VAEs and Normalizing Flows: An Introduction to Modeling High-Dimensional Data with Deep Learning

Of great interest to research and industry is the ability to model and simulate very high-dimensional data, such as images, audio or text. We provide an introduction to a powerful and general set of techniques for high-dimensional modeling, that simultaneously allows for efficient learning, inference and synthesis. We introduce the framework of VAEs, that uses amortized variational inference to efficiently learn deep latent-variable models. We also introduce Normalizing Flows (NFs), an equally useful, and interlinking, technique. NFs allow us to improve variational inference, and can even completely remove the need for variational inference. We explain common methods such as NICE, IAF, and Glow.
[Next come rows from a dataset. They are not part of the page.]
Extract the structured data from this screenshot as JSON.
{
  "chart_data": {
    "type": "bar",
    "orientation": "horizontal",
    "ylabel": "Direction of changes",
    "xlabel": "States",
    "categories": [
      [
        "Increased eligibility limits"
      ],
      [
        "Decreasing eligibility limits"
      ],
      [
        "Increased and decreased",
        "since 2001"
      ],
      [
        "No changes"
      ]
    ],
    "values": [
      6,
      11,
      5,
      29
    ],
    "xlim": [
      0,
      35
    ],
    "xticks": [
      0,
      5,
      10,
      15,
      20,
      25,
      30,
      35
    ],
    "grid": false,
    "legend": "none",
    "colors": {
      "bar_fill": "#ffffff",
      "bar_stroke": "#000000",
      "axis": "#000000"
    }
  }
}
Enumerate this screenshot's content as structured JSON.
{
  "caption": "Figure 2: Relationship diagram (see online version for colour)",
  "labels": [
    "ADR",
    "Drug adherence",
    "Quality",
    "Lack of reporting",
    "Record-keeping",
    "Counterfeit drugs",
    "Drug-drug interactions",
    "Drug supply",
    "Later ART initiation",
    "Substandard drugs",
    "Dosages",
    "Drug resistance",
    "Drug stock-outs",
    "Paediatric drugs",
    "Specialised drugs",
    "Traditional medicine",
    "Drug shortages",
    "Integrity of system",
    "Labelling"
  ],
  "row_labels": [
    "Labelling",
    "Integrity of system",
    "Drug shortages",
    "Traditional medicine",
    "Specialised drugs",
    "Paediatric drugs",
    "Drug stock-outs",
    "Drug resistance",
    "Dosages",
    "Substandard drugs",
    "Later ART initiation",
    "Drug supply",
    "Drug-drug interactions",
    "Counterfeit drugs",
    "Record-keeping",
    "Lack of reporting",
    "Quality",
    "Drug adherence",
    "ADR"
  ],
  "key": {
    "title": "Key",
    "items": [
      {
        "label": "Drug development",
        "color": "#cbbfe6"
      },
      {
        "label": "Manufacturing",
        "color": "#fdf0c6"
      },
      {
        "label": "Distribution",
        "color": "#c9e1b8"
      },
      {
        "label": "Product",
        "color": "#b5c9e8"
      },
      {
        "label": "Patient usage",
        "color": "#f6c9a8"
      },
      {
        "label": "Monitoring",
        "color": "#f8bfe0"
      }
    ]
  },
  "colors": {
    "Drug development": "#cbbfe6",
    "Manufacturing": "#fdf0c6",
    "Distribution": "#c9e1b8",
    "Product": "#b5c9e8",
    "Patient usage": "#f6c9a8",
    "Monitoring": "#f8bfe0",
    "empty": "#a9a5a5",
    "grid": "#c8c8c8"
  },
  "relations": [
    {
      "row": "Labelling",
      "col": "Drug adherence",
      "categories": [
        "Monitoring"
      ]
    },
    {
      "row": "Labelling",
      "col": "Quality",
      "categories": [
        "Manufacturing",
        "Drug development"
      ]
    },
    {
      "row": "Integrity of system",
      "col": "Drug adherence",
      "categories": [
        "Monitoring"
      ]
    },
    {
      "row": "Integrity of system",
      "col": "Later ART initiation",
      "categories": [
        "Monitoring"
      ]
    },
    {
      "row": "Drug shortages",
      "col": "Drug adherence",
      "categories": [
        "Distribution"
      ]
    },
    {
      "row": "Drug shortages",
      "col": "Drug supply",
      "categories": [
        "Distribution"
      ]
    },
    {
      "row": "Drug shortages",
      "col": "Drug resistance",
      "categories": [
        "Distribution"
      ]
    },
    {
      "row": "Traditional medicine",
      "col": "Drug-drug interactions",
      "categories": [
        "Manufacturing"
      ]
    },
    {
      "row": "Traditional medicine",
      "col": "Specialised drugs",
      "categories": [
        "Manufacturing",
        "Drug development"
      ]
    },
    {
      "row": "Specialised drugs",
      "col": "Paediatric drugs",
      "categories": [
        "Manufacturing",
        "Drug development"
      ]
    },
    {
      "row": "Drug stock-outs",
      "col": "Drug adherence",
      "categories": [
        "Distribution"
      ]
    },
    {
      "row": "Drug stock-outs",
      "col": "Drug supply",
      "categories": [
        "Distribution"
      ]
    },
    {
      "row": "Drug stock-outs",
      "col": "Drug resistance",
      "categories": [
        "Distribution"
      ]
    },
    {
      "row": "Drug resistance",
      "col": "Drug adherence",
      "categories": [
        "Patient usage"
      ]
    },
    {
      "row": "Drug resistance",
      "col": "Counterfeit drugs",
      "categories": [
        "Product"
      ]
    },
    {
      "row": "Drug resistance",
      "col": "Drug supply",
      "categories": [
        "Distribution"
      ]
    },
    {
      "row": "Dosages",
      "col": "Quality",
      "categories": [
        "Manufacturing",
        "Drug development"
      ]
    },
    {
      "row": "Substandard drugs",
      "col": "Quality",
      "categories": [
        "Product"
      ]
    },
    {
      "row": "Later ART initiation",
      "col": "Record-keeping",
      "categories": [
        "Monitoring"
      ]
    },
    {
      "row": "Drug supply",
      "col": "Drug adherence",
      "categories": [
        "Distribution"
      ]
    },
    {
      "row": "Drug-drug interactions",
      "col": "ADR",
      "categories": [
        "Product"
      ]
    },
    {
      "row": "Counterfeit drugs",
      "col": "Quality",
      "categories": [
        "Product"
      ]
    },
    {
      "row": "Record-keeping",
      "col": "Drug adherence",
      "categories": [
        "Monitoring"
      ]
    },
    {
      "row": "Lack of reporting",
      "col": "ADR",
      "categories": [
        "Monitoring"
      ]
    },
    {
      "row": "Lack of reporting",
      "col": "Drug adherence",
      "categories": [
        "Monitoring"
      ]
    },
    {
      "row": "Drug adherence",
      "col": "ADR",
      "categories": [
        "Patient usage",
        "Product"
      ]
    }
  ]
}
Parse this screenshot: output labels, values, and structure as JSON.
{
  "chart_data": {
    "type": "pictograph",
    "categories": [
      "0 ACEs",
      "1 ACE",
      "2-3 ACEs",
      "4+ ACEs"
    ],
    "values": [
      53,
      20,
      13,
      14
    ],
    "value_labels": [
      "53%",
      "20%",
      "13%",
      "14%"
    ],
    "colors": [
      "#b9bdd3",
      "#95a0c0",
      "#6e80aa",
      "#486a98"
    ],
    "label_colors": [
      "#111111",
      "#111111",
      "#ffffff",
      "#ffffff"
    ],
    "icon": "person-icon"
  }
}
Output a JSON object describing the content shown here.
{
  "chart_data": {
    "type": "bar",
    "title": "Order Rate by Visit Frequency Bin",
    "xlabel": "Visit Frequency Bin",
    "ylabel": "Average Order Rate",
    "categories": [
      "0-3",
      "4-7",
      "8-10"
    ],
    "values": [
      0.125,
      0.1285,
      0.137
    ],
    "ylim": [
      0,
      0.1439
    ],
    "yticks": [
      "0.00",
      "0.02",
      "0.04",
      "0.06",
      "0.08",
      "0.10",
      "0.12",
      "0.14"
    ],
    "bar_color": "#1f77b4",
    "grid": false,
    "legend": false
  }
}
Flow Contrastive Estimation: An (Un?)-Holy Trinity of Energy-Based Models, Likelihood-Based Models and GANs

Learning generative models with tractable likelihoods is fairly straightforward, as we have shown. But what about learning energy-based models, with intractable partition functions? Few methods exist that scale to high-dimensional data. To this end we introduce Flow Contrastive Estimation (FCE), a new method for estimating energy-based models. FCE was primarily conceived as a version of noise-contrastive estimation (NCE), adding an adaptive noise distribution, making it scale well to high-dimensional data. Secondarily, FCE is also a method for optimizing likelihood-based generative model w.r.t. the Jensen-Shannon divergence, as an alternative to the usual Kullback-Leibler Divergence. Lastly, we show that the FCE method is also a special case of the GAN method, where the generator is given by a flow-based model, and the discriminator is parameterized by contrasting the likelihoods of an energy-based model and the flow-based model.

Finding Deeply Hidden Truths: Breakthroughs in Nonlinear Identifiability Theory

Is principled disentanglement possible? Equivalently, do nonlinear models converge to a unique set of representations when given sufficient data and compute? We provide an introduction to this problem, and present some surprising recent theoretical results that answer this question in the affirmative. In particular, we show that the representations learned by a very broad family of neural networks are identifiable up to only a trivial transformation. The family of models for which we derive strong identifiability results includes a large fraction of models in use today, including supervised models, self-supervised models, flow-based models, VAEs and energy-based models.